READ the Aramaic Lord’s Prayer. Hear the softness, the feminine nature of the language.

So, let me summarize what we have learned about Jesus through Borg. Jesus self-understanding did not include thinking and speaking of himself as the Son of God whose historical intention or purpose was to die for the sins of the world, and his message was not about believing in HIM. Rather he was a spirit person, subversive sage, social prophet, and emissary of Sophia who invited his followers and hearers into a transforming relationship with the same Spirit that he himself knew, and into a community whose social vision was shaped by the core value of compassion. In short, a teacher who is relevant and inspiring to many Unitarian-Universalists. It was not he who created the trinity that Unitarians spent hundreds of years in conflict with. It was not he who created the image of a God who judges sins and must sacrifice his son for us all. Jesus, like the Universalists, believed in a loving, compassionate God like the father in the story of the prodigal son. He inspired us to celebrate life together in a spiritual community that was all inclusive, that rejected no one as being un-worthy.

One last question, maybe another sermon ...

What about the post-Easter Jesus? Did he in fact die and come back to life? That is for your faith to guide you. If he did, it is an act so profound that we can hardly grasp it. If he did not, it still makes for a powerful myth, a teaching story that Jesus the teacher would gladly tell were he still alive.

In the meantime, we have a Jesus we can believe in.

Amen.

The Lord’s Prayer.
(Translated directly from Aramaic, the language Jesus spoke.)

Oh Cosmic Birther of all radiance and vibration.

Soften the ground of our being and carve out a space within us where your Presence can abide.
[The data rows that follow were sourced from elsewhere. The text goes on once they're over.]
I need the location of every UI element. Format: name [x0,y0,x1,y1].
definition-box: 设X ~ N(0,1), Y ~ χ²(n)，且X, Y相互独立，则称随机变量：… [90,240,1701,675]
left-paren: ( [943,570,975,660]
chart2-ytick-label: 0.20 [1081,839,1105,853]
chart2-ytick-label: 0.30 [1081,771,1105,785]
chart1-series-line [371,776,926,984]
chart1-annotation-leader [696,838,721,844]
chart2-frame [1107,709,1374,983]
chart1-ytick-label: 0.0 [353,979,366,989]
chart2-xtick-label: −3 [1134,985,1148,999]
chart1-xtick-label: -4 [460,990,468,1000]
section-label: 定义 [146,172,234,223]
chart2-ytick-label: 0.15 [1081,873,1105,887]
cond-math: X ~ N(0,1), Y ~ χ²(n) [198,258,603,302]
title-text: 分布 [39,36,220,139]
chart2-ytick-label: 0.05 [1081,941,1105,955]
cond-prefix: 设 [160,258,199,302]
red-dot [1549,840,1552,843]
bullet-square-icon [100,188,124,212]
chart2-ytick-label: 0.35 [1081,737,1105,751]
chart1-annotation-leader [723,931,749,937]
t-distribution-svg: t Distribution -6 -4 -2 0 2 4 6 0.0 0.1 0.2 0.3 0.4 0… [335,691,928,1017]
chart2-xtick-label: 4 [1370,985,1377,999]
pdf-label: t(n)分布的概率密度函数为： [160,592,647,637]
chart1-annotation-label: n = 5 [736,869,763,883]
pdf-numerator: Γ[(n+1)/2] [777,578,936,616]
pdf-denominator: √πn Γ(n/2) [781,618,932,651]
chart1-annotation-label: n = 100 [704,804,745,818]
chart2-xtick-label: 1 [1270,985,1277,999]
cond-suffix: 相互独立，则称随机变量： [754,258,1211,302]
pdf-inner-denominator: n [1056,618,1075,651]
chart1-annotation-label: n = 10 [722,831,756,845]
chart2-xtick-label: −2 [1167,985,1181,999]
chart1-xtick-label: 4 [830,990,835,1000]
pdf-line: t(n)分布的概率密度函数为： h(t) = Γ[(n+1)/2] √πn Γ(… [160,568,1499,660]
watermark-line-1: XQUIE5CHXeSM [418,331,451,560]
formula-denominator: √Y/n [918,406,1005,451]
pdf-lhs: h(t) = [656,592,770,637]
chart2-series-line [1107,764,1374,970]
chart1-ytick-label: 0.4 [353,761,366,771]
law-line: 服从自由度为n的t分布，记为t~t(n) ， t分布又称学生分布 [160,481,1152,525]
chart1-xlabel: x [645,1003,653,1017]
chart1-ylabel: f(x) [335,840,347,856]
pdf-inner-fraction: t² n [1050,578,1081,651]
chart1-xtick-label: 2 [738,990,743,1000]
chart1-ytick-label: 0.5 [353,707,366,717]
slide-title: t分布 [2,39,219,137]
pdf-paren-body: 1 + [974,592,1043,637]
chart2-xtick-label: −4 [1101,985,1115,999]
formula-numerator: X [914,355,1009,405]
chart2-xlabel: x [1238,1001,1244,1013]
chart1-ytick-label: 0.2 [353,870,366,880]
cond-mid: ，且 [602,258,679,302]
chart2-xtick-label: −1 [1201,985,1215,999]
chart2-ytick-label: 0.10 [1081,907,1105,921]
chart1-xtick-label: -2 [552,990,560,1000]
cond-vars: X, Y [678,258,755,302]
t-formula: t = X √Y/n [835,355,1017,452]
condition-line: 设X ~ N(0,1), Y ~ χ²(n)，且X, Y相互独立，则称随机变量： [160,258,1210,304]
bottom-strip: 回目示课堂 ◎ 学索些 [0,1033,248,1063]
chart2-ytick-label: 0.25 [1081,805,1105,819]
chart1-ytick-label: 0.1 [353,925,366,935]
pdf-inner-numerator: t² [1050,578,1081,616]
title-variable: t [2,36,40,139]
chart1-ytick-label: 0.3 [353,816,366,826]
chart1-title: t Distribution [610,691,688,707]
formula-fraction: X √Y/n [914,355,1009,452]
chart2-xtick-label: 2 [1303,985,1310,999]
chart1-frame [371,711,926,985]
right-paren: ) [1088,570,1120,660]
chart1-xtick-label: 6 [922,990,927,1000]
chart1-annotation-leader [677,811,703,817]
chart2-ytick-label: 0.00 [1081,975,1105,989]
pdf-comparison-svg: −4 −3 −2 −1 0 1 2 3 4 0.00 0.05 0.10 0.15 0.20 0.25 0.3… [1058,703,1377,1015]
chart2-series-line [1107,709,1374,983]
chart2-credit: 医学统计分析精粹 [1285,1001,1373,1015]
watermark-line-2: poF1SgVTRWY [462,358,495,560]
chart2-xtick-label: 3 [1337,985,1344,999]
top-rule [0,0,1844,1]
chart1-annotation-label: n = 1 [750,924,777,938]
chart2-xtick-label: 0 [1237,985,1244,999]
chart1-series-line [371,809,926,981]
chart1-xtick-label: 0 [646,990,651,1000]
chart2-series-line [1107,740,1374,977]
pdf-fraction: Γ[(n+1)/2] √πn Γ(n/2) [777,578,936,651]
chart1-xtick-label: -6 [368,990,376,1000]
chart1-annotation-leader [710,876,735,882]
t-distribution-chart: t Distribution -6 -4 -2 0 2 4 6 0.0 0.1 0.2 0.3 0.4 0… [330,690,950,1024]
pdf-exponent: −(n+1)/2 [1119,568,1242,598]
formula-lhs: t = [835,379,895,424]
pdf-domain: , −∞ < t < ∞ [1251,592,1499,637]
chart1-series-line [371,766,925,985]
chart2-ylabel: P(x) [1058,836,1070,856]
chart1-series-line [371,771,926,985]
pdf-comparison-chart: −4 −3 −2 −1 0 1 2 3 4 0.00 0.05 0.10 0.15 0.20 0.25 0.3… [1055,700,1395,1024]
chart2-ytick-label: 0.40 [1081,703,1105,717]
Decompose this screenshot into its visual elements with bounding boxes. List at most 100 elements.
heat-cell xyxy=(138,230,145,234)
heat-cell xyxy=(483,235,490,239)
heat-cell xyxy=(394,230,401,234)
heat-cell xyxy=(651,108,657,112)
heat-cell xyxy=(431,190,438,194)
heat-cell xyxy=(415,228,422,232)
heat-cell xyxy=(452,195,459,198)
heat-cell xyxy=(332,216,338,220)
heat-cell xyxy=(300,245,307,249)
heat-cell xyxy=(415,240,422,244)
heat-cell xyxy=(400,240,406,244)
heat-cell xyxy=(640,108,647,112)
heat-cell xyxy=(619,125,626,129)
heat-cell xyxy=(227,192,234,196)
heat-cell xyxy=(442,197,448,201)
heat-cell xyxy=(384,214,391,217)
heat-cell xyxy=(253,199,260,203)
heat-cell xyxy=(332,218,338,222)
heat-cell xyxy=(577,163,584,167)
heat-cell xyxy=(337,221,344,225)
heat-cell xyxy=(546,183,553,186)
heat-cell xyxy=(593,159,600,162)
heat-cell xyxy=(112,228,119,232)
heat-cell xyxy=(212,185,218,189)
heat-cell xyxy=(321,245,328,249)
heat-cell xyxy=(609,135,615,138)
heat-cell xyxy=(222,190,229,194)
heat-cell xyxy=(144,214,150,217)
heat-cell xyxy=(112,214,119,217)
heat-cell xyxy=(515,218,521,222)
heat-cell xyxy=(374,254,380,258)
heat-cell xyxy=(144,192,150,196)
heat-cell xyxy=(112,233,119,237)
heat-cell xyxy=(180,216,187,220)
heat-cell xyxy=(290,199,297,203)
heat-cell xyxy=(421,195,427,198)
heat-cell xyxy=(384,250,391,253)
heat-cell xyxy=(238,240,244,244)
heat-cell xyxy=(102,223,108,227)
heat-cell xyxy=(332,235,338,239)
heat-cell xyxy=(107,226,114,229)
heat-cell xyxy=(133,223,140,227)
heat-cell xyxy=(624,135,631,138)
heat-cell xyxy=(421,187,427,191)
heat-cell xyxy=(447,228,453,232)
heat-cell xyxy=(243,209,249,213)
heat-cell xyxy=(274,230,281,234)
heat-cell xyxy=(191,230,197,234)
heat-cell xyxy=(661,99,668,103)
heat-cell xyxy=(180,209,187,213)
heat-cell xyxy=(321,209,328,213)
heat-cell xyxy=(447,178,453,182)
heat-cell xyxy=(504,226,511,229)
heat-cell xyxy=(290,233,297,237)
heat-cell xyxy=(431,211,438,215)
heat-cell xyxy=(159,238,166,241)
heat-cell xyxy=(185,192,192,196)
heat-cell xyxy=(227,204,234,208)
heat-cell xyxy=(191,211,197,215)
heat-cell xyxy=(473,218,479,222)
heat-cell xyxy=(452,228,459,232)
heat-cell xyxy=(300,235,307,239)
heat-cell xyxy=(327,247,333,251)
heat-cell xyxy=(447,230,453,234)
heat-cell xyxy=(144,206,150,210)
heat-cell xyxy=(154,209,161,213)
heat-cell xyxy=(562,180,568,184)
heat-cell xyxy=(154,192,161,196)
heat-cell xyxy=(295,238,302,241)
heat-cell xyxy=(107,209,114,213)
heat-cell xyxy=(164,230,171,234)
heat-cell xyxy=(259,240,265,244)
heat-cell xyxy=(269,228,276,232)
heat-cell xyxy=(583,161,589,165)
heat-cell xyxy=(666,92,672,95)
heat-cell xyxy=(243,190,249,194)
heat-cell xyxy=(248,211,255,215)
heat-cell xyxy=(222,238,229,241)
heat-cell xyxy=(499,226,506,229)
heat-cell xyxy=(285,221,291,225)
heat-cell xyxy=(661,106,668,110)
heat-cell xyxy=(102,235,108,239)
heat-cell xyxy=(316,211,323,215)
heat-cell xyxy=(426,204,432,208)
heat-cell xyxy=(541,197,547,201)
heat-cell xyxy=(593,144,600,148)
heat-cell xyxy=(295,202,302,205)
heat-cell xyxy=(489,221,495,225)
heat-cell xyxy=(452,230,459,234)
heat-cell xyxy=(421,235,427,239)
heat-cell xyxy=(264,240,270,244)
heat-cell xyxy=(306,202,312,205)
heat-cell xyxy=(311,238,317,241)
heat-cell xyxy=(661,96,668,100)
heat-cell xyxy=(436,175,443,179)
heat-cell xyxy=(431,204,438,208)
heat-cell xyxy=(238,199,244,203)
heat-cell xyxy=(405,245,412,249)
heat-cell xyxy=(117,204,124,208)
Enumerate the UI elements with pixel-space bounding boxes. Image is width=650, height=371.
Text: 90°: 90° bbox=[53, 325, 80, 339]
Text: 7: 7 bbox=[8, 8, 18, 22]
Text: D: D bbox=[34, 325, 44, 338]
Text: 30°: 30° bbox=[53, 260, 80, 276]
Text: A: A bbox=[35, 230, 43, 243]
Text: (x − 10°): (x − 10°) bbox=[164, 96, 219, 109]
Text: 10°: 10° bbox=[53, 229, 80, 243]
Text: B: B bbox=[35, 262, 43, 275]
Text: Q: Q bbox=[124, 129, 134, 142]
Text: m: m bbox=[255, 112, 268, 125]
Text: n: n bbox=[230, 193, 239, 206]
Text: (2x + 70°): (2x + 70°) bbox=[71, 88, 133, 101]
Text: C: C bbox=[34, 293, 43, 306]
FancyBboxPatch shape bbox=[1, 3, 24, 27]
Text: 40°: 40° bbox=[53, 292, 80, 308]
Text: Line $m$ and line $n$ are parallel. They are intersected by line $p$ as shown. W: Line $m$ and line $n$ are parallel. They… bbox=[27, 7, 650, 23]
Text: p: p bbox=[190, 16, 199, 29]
Fill us with your creativity so that we may be empowered to bear the fruit of your mission.

Let each of our actions bear fruit in accordance with Your desire.

Endow us with the wisdom to produce and share what each being needs to grow. And flourish.

Untie the tangled threads of destiny that bind us, as we release others from the entanglement of past mistakes.

Do no let us be seduced by that which would divert us from our true purpose.

But illuminate the opportunities of the present moment.

For you are the ground and the fruitful vision, the birth-power and fulfillment, as all is gathered and made whole again.